Burrow has done plenty to give the Bengals chances to win through the first three games, but too many drives have ended in field goals instead of touchdowns, and the defense hasn’t been able to come up with stops in two-minute situations.
Cincinnati ranks tied for 28th with just 44.4 percent of red zone trips resulting in touchdowns, as the Bengals have four field goals and four touchdowns on nine trips inside the 20-yard line.
Running back Giovani Bernard said that’s just a lack of finishing on the part of the entire offense.
“(Kicker) Randy (Bullock) has done a great job, but the biggest thing is, for us, we gotta go down there and score,” Bernard said. “That’s a four-point difference in a lot of cases. You add those four points to a lot of the games, we might come out with a win. When we get down to the red zone, we gotta come away with touchdowns. Whatever which way that might be —whether it’s going empty or if it’s going all the receivers out on the field, whatever it is that coach Taylor comes up with, we gotta go out there and just execute it.”
Burrow said he will do whatever it takes to get a win, and so far the Bengals have relied on his arm.
In a tie with the Eagles on Sunday, he completed 31 of 44 passes (70.5 percent completion rate) for 312 yards and two touchdowns, and his 91 total completions so far are the most by any player in their first three games in NFL history. He’s managed that while also taking a league-worst 14 sacks, including eight against the Eagles, which Burrow downplayed.

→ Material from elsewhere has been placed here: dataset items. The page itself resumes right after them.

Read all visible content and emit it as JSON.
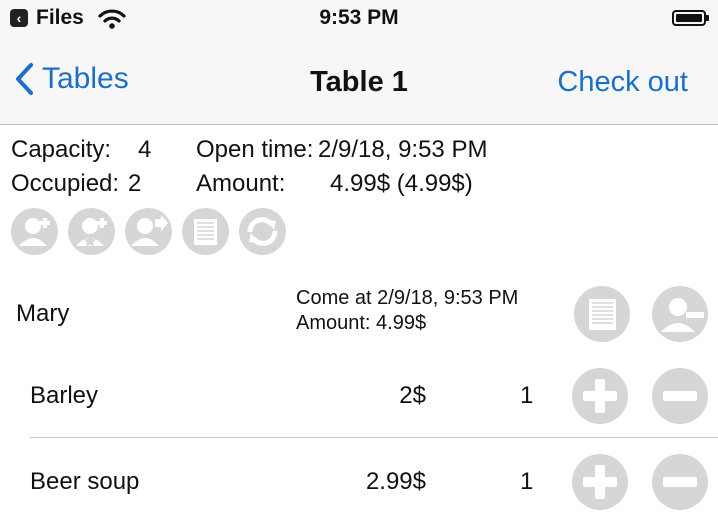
{
  "status_bar": {
    "back_app": "Files",
    "time": "9:53 PM"
  },
  "nav": {
    "back_label": "Tables",
    "title": "Table 1",
    "action_label": "Check out"
  },
  "table_info": {
    "capacity_label": "Capacity:",
    "capacity_value": "4",
    "occupied_label": "Occupied:",
    "occupied_value": "2",
    "open_time_label": "Open time:",
    "open_time_value": "2/9/18, 9:53 PM",
    "amount_label": "Amount:",
    "amount_value": "4.99$ (4.99$)"
  },
  "actions": [
    "add-guest-icon",
    "add-vip-guest-icon",
    "move-guest-icon",
    "receipt-icon",
    "refresh-icon"
  ],
  "customer": {
    "name": "Mary",
    "come_at": "Come at 2/9/18, 9:53 PM",
    "amount": "Amount: 4.99$"
  },
  "items": [
    {
      "name": "Barley",
      "price": "2$",
      "qty": "1"
    },
    {
      "name": "Beer soup",
      "price": "2.99$",
      "qty": "1"
    }
  ],
  "colors": {
    "accent": "#1a70c8",
    "icon_gray": "#d6d6d6"
  }
}
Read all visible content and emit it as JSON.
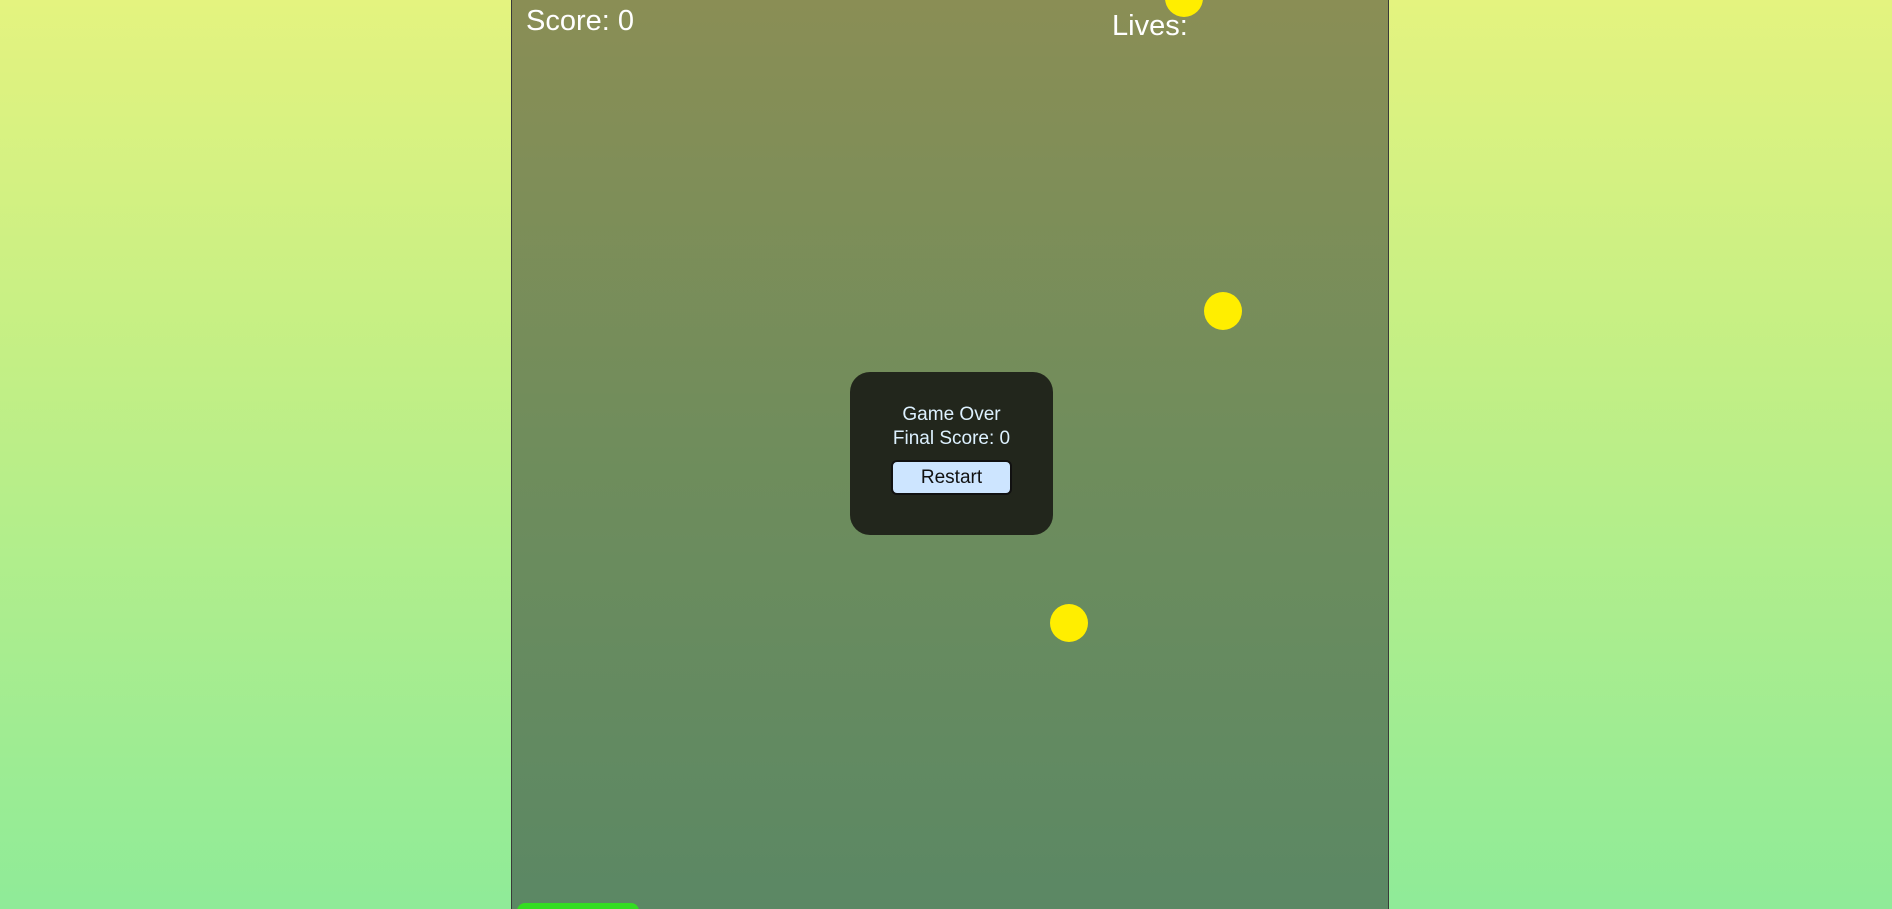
{
  "hud": {
    "score_text": "Score: 0",
    "lives_text": "Lives:"
  },
  "objects": {
    "ball_icon": "circle-icon",
    "ball_color": "#ffee00",
    "paddle_color": "#33dd22"
  },
  "game_over": {
    "title": "Game Over",
    "final_score_text": "Final Score: 0",
    "restart_label": "Restart"
  },
  "colors": {
    "background_top": "#e4f37f",
    "background_bottom": "#8feb98",
    "game_area_top": "#8a8e55",
    "game_area_bottom": "#5b8864",
    "dialog_background": "#22261c",
    "dialog_text": "#ddf1ff",
    "button_background": "#cde5ff"
  }
}
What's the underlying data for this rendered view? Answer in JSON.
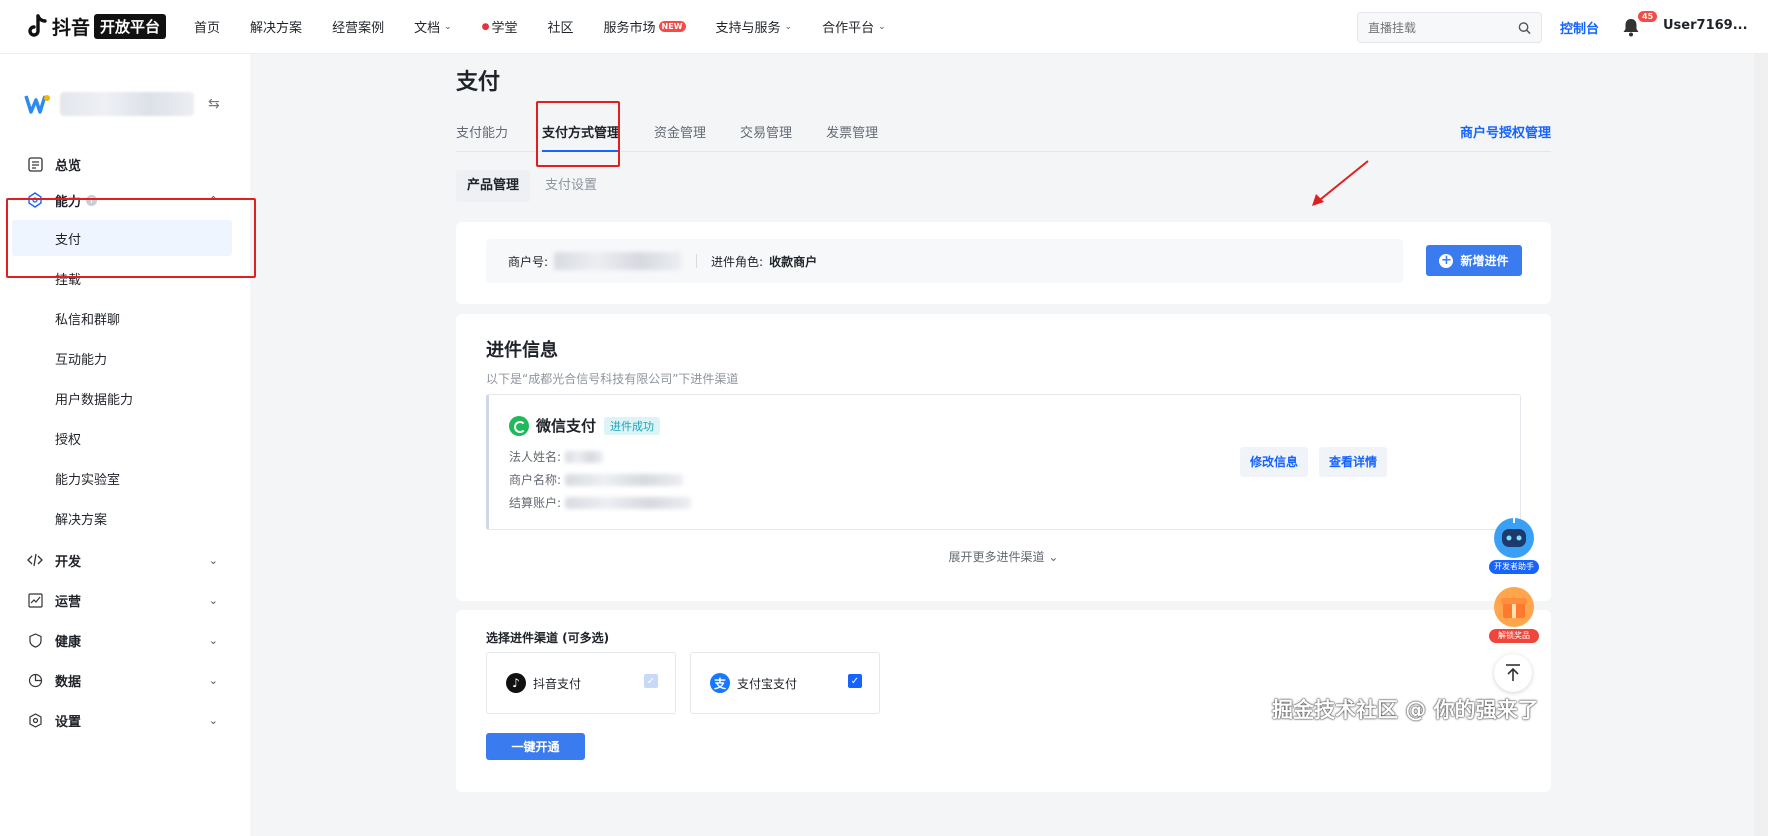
{
  "header": {
    "logo_text": "抖音",
    "logo_badge": "开放平台",
    "nav": [
      {
        "label": "首页",
        "chevron": false
      },
      {
        "label": "解决方案",
        "chevron": false
      },
      {
        "label": "经营案例",
        "chevron": false
      },
      {
        "label": "文档",
        "chevron": true
      },
      {
        "label": "学堂",
        "chevron": false,
        "dot": true
      },
      {
        "label": "社区",
        "chevron": false
      },
      {
        "label": "服务市场",
        "chevron": false,
        "badge": "NEW"
      },
      {
        "label": "支持与服务",
        "chevron": true
      },
      {
        "label": "合作平台",
        "chevron": true
      }
    ],
    "search_placeholder": "直播挂载",
    "console": "控制台",
    "notifications": "45",
    "user": "User7169..."
  },
  "sidebar": {
    "menu": [
      {
        "label": "总览",
        "icon": "overview-icon"
      },
      {
        "label": "能力",
        "icon": "capability-icon",
        "expanded": true
      }
    ],
    "sub_items": [
      "支付",
      "挂载",
      "私信和群聊",
      "互动能力",
      "用户数据能力",
      "授权",
      "能力实验室",
      "解决方案"
    ],
    "menu_bottom": [
      {
        "label": "开发",
        "icon": "code-icon"
      },
      {
        "label": "运营",
        "icon": "operation-icon"
      },
      {
        "label": "健康",
        "icon": "health-icon"
      },
      {
        "label": "数据",
        "icon": "data-icon"
      },
      {
        "label": "设置",
        "icon": "settings-icon"
      }
    ]
  },
  "page": {
    "title": "支付",
    "tabs": [
      "支付能力",
      "支付方式管理",
      "资金管理",
      "交易管理",
      "发票管理"
    ],
    "active_tab": 1,
    "tab_right": "商户号授权管理",
    "subtabs": [
      "产品管理",
      "支付设置"
    ],
    "merchant": {
      "id_label": "商户号:",
      "role_label": "进件角色:",
      "role_value": "收款商户",
      "add_button": "新增进件"
    },
    "info": {
      "title": "进件信息",
      "subtitle": "以下是“成都光合信号科技有限公司”下进件渠道",
      "channel_name": "微信支付",
      "status": "进件成功",
      "fields": [
        "法人姓名:",
        "商户名称:",
        "结算账户:"
      ],
      "edit_button": "修改信息",
      "detail_button": "查看详情",
      "expand": "展开更多进件渠道"
    },
    "channels": {
      "title": "选择进件渠道 (可多选)",
      "options": [
        {
          "label": "抖音支付",
          "checked": true,
          "disabled": true
        },
        {
          "label": "支付宝支付",
          "checked": true,
          "disabled": false
        }
      ],
      "submit": "一键开通"
    }
  },
  "floating": {
    "assistant": "开发者助手",
    "reward": "解锁奖品"
  },
  "watermark": "掘金技术社区 @ 你的强来了",
  "colors": {
    "primary": "#1664ff",
    "button": "#3a7bef",
    "highlight": "#e02020"
  }
}
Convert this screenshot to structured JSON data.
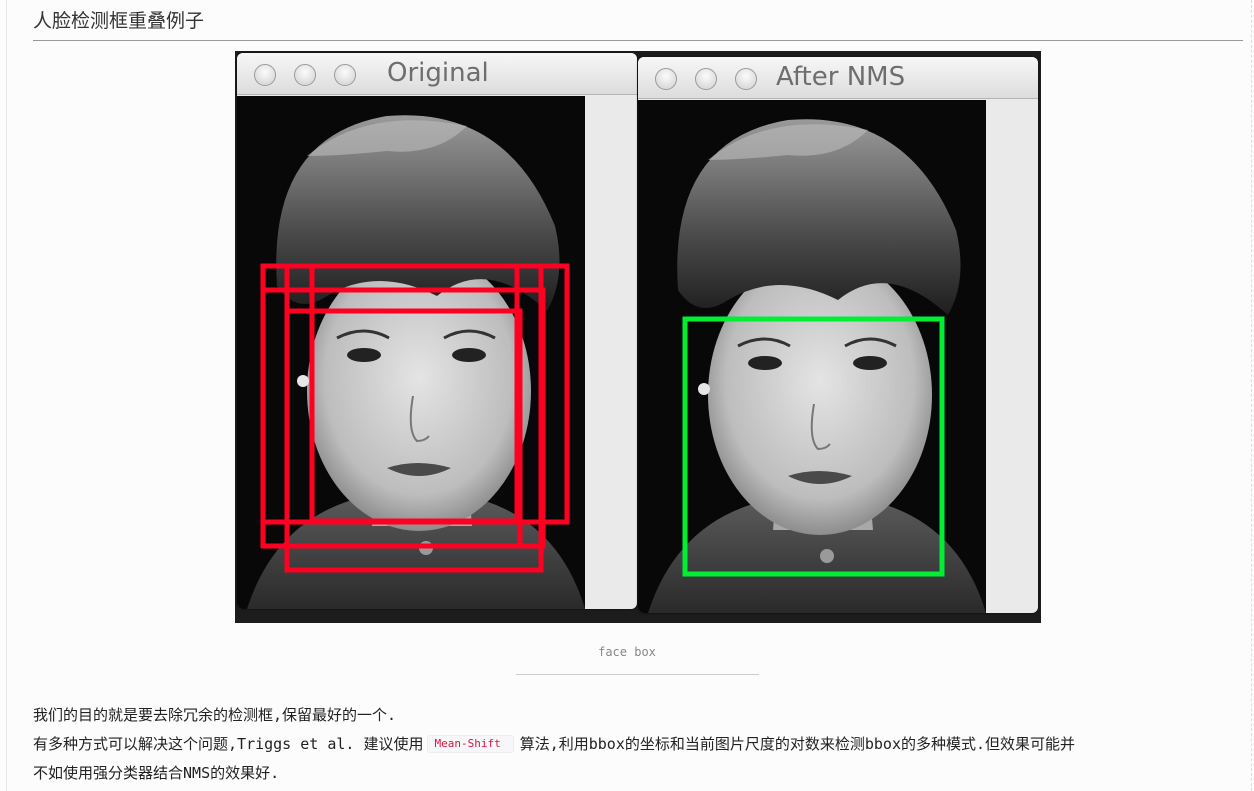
{
  "heading": "人脸检测框重叠例子",
  "figure": {
    "left_window": {
      "title": "Original",
      "box_color": "#ff0022"
    },
    "right_window": {
      "title": "After NMS",
      "box_color": "#00ee33"
    },
    "caption": "face box"
  },
  "paragraph": {
    "line1": "我们的目的就是要去除冗余的检测框,保留最好的一个.",
    "line2_before": "有多种方式可以解决这个问题,Triggs et al. 建议使用",
    "line2_code": "Mean-Shift",
    "line2_after": "算法,利用bbox的坐标和当前图片尺度的对数来检测bbox的多种模式.但效果可能并",
    "line3": "不如使用强分类器结合NMS的效果好."
  }
}
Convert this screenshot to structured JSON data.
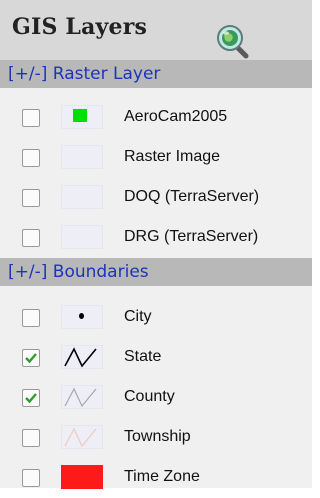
{
  "panel": {
    "title": "GIS Layers",
    "zoom_icon": "magnifier-globe-icon"
  },
  "sections": [
    {
      "toggle": "[+/-]",
      "title": "Raster Layer",
      "layers": [
        {
          "label": "AeroCam2005",
          "checked": false,
          "swatch": "green-square"
        },
        {
          "label": "Raster Image",
          "checked": false,
          "swatch": "blank"
        },
        {
          "label": "DOQ (TerraServer)",
          "checked": false,
          "swatch": "blank"
        },
        {
          "label": "DRG (TerraServer)",
          "checked": false,
          "swatch": "blank"
        }
      ]
    },
    {
      "toggle": "[+/-]",
      "title": "Boundaries",
      "layers": [
        {
          "label": "City",
          "checked": false,
          "swatch": "dot"
        },
        {
          "label": "State",
          "checked": true,
          "swatch": "black-line"
        },
        {
          "label": "County",
          "checked": true,
          "swatch": "gray-line"
        },
        {
          "label": "Township",
          "checked": false,
          "swatch": "light-red-line"
        },
        {
          "label": "Time Zone",
          "checked": false,
          "swatch": "red-fill"
        }
      ]
    }
  ],
  "colors": {
    "section_text": "#1c34b9",
    "check": "#2e9b2e",
    "green_swatch": "#00e000",
    "red_swatch": "#ff1a1a"
  }
}
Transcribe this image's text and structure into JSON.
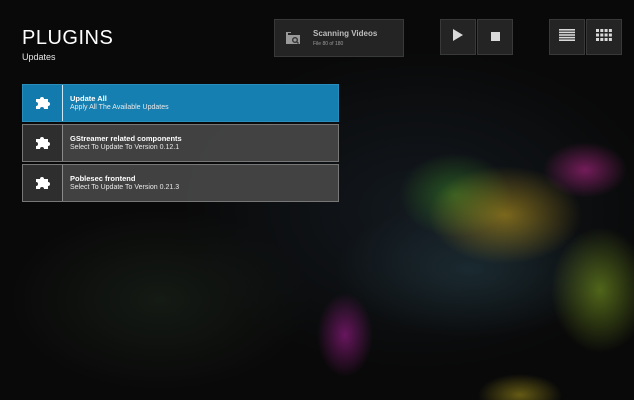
{
  "header": {
    "title": "PLUGINS",
    "subtitle": "Updates"
  },
  "status": {
    "icon": "scan-folder-icon",
    "title": "Scanning Videos",
    "subtitle": "File 80 of 180"
  },
  "controls": {
    "play_icon": "play-icon",
    "stop_icon": "stop-icon",
    "list_view_icon": "list-view-icon",
    "grid_view_icon": "grid-view-icon"
  },
  "updates": [
    {
      "title": "Update All",
      "subtitle": "Apply All The Available Updates",
      "icon": "puzzle-piece-icon",
      "selected": true
    },
    {
      "title": "GStreamer related components",
      "subtitle": "Select To Update To Version 0.12.1",
      "icon": "puzzle-piece-icon",
      "selected": false
    },
    {
      "title": "Poblesec frontend",
      "subtitle": "Select To Update To Version 0.21.3",
      "icon": "puzzle-piece-icon",
      "selected": false
    }
  ],
  "colors": {
    "accent": "#157fb2",
    "item_bg": "#484848"
  }
}
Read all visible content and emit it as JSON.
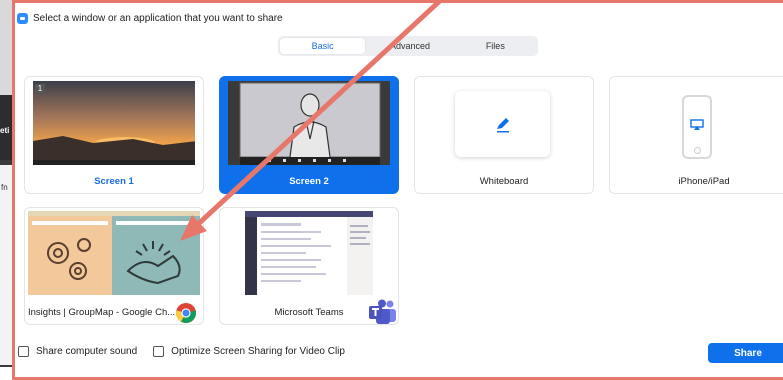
{
  "window": {
    "title": "Select a window or an application that you want to share"
  },
  "tabs": [
    {
      "label": "Basic",
      "active": true
    },
    {
      "label": "Advanced",
      "active": false
    },
    {
      "label": "Files",
      "active": false
    }
  ],
  "tiles": [
    {
      "label": "Screen 1",
      "badge": "1"
    },
    {
      "label": "Screen 2"
    },
    {
      "label": "Whiteboard",
      "icon": "pen-icon"
    },
    {
      "label": "iPhone/iPad",
      "icon": "airplay-icon"
    },
    {
      "label": "Insights | GroupMap - Google Ch...",
      "icon": "chrome-icon"
    },
    {
      "label": "Microsoft Teams",
      "icon": "teams-icon"
    }
  ],
  "background": {
    "window_text": "eti",
    "file_text": "fn"
  },
  "bottom": {
    "share_sound": "Share computer sound",
    "optimize": "Optimize Screen Sharing for Video Clip",
    "share_button": "Share"
  },
  "colors": {
    "accent": "#0e71eb",
    "annotation": "#e8776b"
  }
}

“Everyone talks about the hits and the sacks,” Burrow said. “My style of play, I’m going to get hit. You know I’m going to try to extend the play as much as I can, and that’s something that I’m going to have to live with and I’ve lived with it. I understand that’s going to happen. There were a couple times where I held the ball a little too long at the end of the half and at the end of the game that, you know, the eight sacks were kind of misleading, because end of the half and end of the game you don’t want to turn it over. You don’t want the clock to stop, so I took a couple sacks on purpose.”
There have been other times he’s avoided sacks with his elusiveness. He pirouetted out of one on Sunday and found rookie receiver Tee Higgins along the sideline at the last moment while coach Zac Taylor was yelling for him to throw it away. Higgins caught the ball but the completion was reversed upon review. Burrow said those are the types of plays he expects to make out of the pocket.
Asked about the balance between trying to make a play and avoiding a hit, Burrow said it just depends on the situations and understanding where he is on the field.
“I understand when and when not to, situations of the game,” he said. “You know, if it’s second-and-long, you know you’re getting close to taking a sack just get rid of the ball and play third-and-8 instead of third-and-15. But you know on the one, it was second-and-15 and in my mind there was not a lot of difference between second-and-15 and third-and-20 so I’m going to extend that play a little longer than I would have otherwise.”